Nesse ponto, começa a dialogar com um existencialismo sombrio, onde a liberdade humana é, ao mesmo tempo, uma dádiva e um fardo insuportável. Como diria Sartre, estamos condenados à liberdade. O filme sugere que, ao tocarmos a morte, não encontramos Deus nem paraíso, mas apenas a face obscura de nossas próprias decisões.

 A culpa, é um sentimento lúdico-existencial que não apenas marca o erro, mas denuncia a consciência da finitude. A culpa nos humaniza, e talvez seja por isso que todos os personagens só passam a se tornar verdadeiramente humanos depois de morrer. Ao cruzar a fronteira da vida, perdem o orgulho, a arrogância e a negação — e voltam não como heróis, mas como sujeitos destroçados pela lucidez. O que há é um excesso do real — o trauma, o erro, o que não se apaga com bisturi.

 Nesse sentido, a estrutura clínica da narrativa se desfaz, e o filme se transforma em uma fábula psicanalítica e teológica onde o hospital é catedral, a cirurgia é confissão, e a reanimação é batismo invertido. Não é por acaso que toda a direção de arte se ancora em elementos góticos: corredores escuros, mármores pesados, luzes frias que parecem mais saídas de uma cripta do que de um hospital.

A medicina, em Linha Mortal, é um saber cercado de morte por todos os lados — e incapaz de responder às grandes questões que provoca.

A estética do filme, aliás, revela essa tensão entre racionalismo e transcendência de maneira precisa. Os personagens circulam por espaços apertados, sempre à noite, com reflexos metálicos e sombras engolindo os corpos. É como se a luz — símbolo da razão — estivesse permanentemente em crise, em suspensão.

 Os protagonistas estão presos entre dois mundos: o da ciência objetiva, que falha ao explicar a subjetividade; e o da fé, que não se manifesta. E é nesse vácuo que a experiência da quase-morte acontece: não como revelação mística, mas como catarse psíquica. A religião está ausente, mas o desejo por redenção permanece. Como se, mesmo num mundo pós-moderno e cético, o ser humano ainda desejasse ser perdoado por algo, mesmo que não saiba mais por quem. Por isso, a medicina é mostrada não como resposta, mas como tentativa frustrada de domesticar o insólito. Os cinco jovens médicos não têm domínio sobre a morte — apenas arrogância. E ao desafiar o que há de mais sagrado, pagam o preço com a própria sanidade.

Joe Hurley (Baldwin), ao ver seu mundo ruir sob a acusação das mulheres que enganou, clama por Deus não em fé, mas em desespero. Sua racionalidade não dá conta do vazio que o confronta. O ateísmo pragmático dos personagens, ao ser confrontado com as consequências emocionais de seus atos, se mostra frágil. É como se todos eles percebessem que a culpa exige um horizonte ético maior do que a técnica permite. E, no final, o que resta não é um manual científico, mas um gesto humano: pedir perdão, encarar a dor, aceitar a falha.

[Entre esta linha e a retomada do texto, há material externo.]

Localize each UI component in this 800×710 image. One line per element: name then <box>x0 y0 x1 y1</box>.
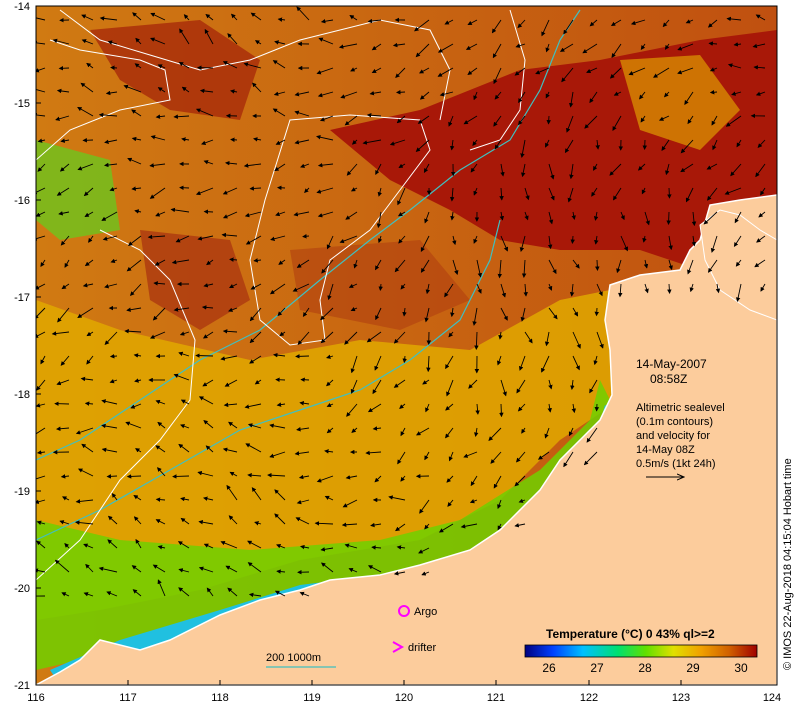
velocity-arrow <box>546 115 551 125</box>
colorbar-title: Temperature (°C) 0 43% ql>=2 <box>546 627 715 641</box>
x-tick-label: 118 <box>211 692 229 704</box>
altimetry-line-2: (0.1m contours) <box>636 416 713 428</box>
time-label: 08:58Z <box>650 372 687 386</box>
y-tick-label: -21 <box>14 680 30 692</box>
velocity-arrow <box>570 235 575 244</box>
colorbar-tick: 28 <box>638 661 652 675</box>
colorbar-tick: 26 <box>542 661 556 675</box>
altimetry-line-3: and velocity for <box>636 430 710 442</box>
map-figure: 116 117 118 119 120 121 122 123 124 -14 … <box>14 1 794 704</box>
y-tick-label: -18 <box>14 389 30 401</box>
velocity-arrow <box>667 187 672 199</box>
y-axis: -14 -15 -16 -17 -18 -19 -20 -21 <box>14 1 30 692</box>
y-tick-label: -17 <box>14 292 30 304</box>
x-tick-label: 119 <box>303 692 321 704</box>
argo-label: Argo <box>414 606 437 618</box>
velocity-arrow <box>709 90 718 95</box>
velocity-arrow <box>499 403 504 418</box>
velocity-arrow <box>295 354 310 359</box>
x-axis: 116 117 118 119 120 121 122 123 124 <box>27 692 781 704</box>
velocity-arrow <box>230 137 238 143</box>
velocity-arrow <box>594 307 599 317</box>
date-label: 14-May-2007 <box>636 357 707 371</box>
velocity-arrow <box>666 211 671 225</box>
velocity-arrow <box>300 377 310 382</box>
y-tick-label: -14 <box>14 1 30 13</box>
colorbar-tick: 30 <box>734 661 748 675</box>
y-tick-label: -16 <box>14 195 30 207</box>
colorbar-gradient <box>524 644 758 658</box>
velocity-arrow <box>106 474 118 479</box>
velocity-arrow <box>667 283 672 294</box>
velocity-arrow <box>203 209 214 214</box>
x-tick-label: 122 <box>580 692 598 704</box>
colorbar-tick: 27 <box>590 661 604 675</box>
velocity-arrow <box>195 353 214 358</box>
x-tick-label: 121 <box>487 692 505 704</box>
y-tick-label: -15 <box>14 98 30 110</box>
altimetry-line-1: Altimetric sealevel <box>636 402 725 414</box>
colorbar-tick: 29 <box>686 661 700 675</box>
velocity-arrow <box>396 90 406 95</box>
x-tick-label: 117 <box>119 692 137 704</box>
velocity-arrow <box>595 259 600 271</box>
y-tick-label: -19 <box>14 486 30 498</box>
x-tick-label: 123 <box>672 692 690 704</box>
altimetry-line-5: 0.5m/s (1kt 24h) <box>636 458 715 470</box>
altimetry-line-4: 14-May 08Z <box>636 444 695 456</box>
x-tick-label: 120 <box>395 692 413 704</box>
x-tick-label: 124 <box>763 692 781 704</box>
drifter-label: drifter <box>408 642 436 654</box>
velocity-arrow <box>109 354 118 359</box>
velocity-arrow <box>302 234 310 239</box>
velocity-arrow <box>126 474 142 479</box>
velocity-arrow <box>172 474 190 479</box>
isobath-scale-label: 200 1000m <box>266 652 321 664</box>
x-tick-label: 116 <box>27 692 45 704</box>
velocity-arrow <box>110 65 118 71</box>
y-tick-label: -20 <box>14 583 30 595</box>
credit-text: © IMOS 22-Aug-2018 04:15:04 Hobart time <box>782 458 794 670</box>
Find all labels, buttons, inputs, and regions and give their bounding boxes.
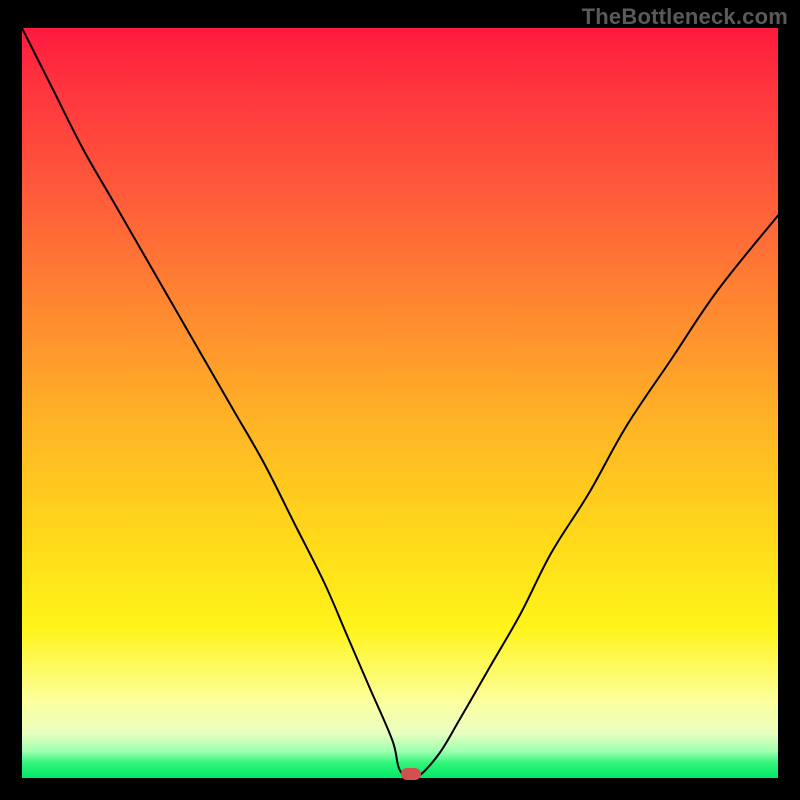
chart-frame: TheBottleneck.com [0, 0, 800, 800]
watermark-text: TheBottleneck.com [582, 4, 788, 30]
optimal-point-marker [401, 768, 421, 780]
curve-layer [22, 28, 778, 778]
plot-area [22, 28, 778, 778]
bottleneck-curve-path [22, 28, 778, 778]
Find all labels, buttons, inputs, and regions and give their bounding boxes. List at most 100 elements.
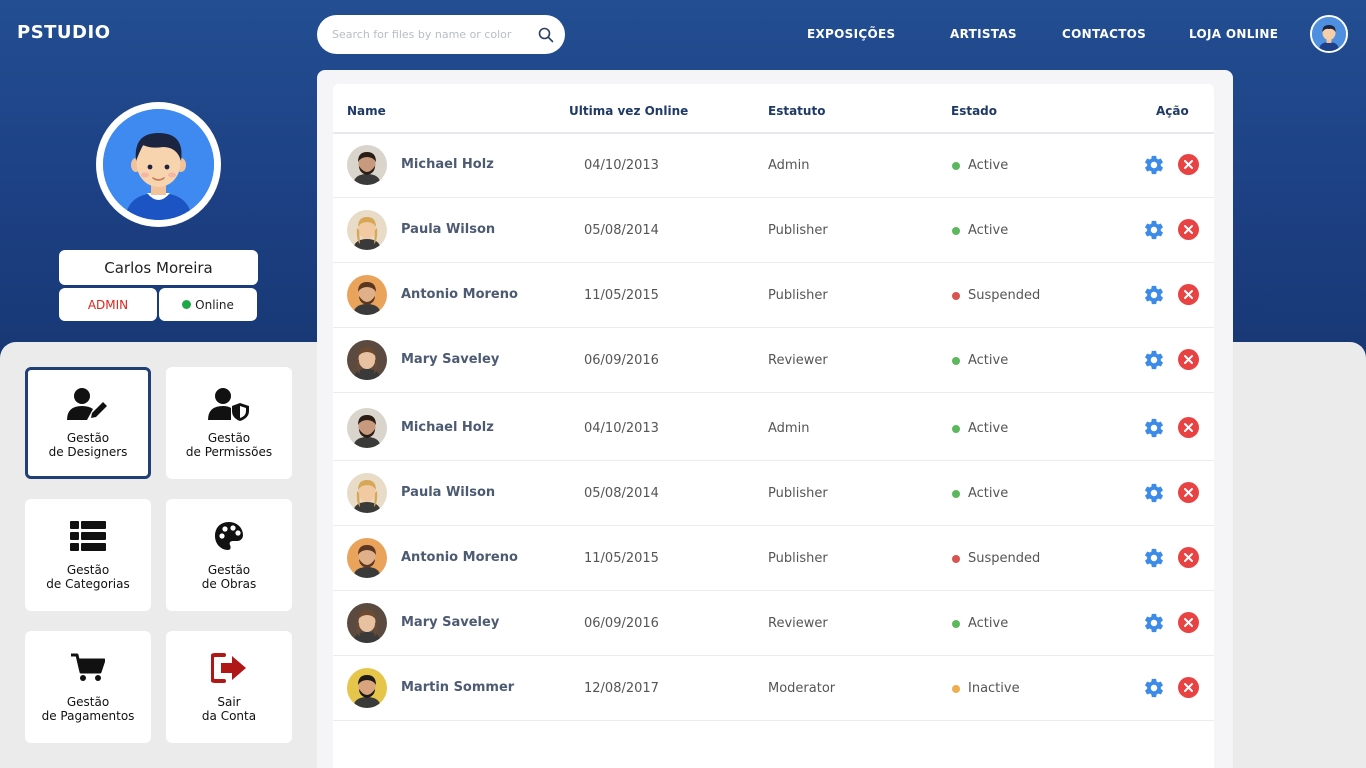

Linha Mortal afirma que não existe conhecimento verdadeiro sem dor. A única forma de seguir adiante é olhar para trás, reconhecer o erro, e transitar entre as sombras.  Não se trata de descobrir o que há depois da morte, mas de aprender a viver com o que a vida deixa mal resolvida.

 A morte, aqui, não encerra:  se revela. Expõe. Obriga. Por isso, o filme não busca solucionar o mistério — ele o aprofunda. E ao fazê-lo, nos obriga a reconhecer que não há ciência capaz de extinguir o peso das escolhas malfeitas, nem fé que absolva sem verdadeiramente reconhecer a culpa. Talvez seja por isso que Linha Mortal continua sendo uma obra relevante, apesar do tempo. Porque fala de algo que atravessa todas as épocas: a tensão entre razão e sentimento, ciência e fé, erro e perdão. E porque nos lembra, com sua estética gótica e sua psicanálise implícita, que o maior horror não está na morte em si, mas na impossibilidade de fugir de quem somos — mesmo depois dela.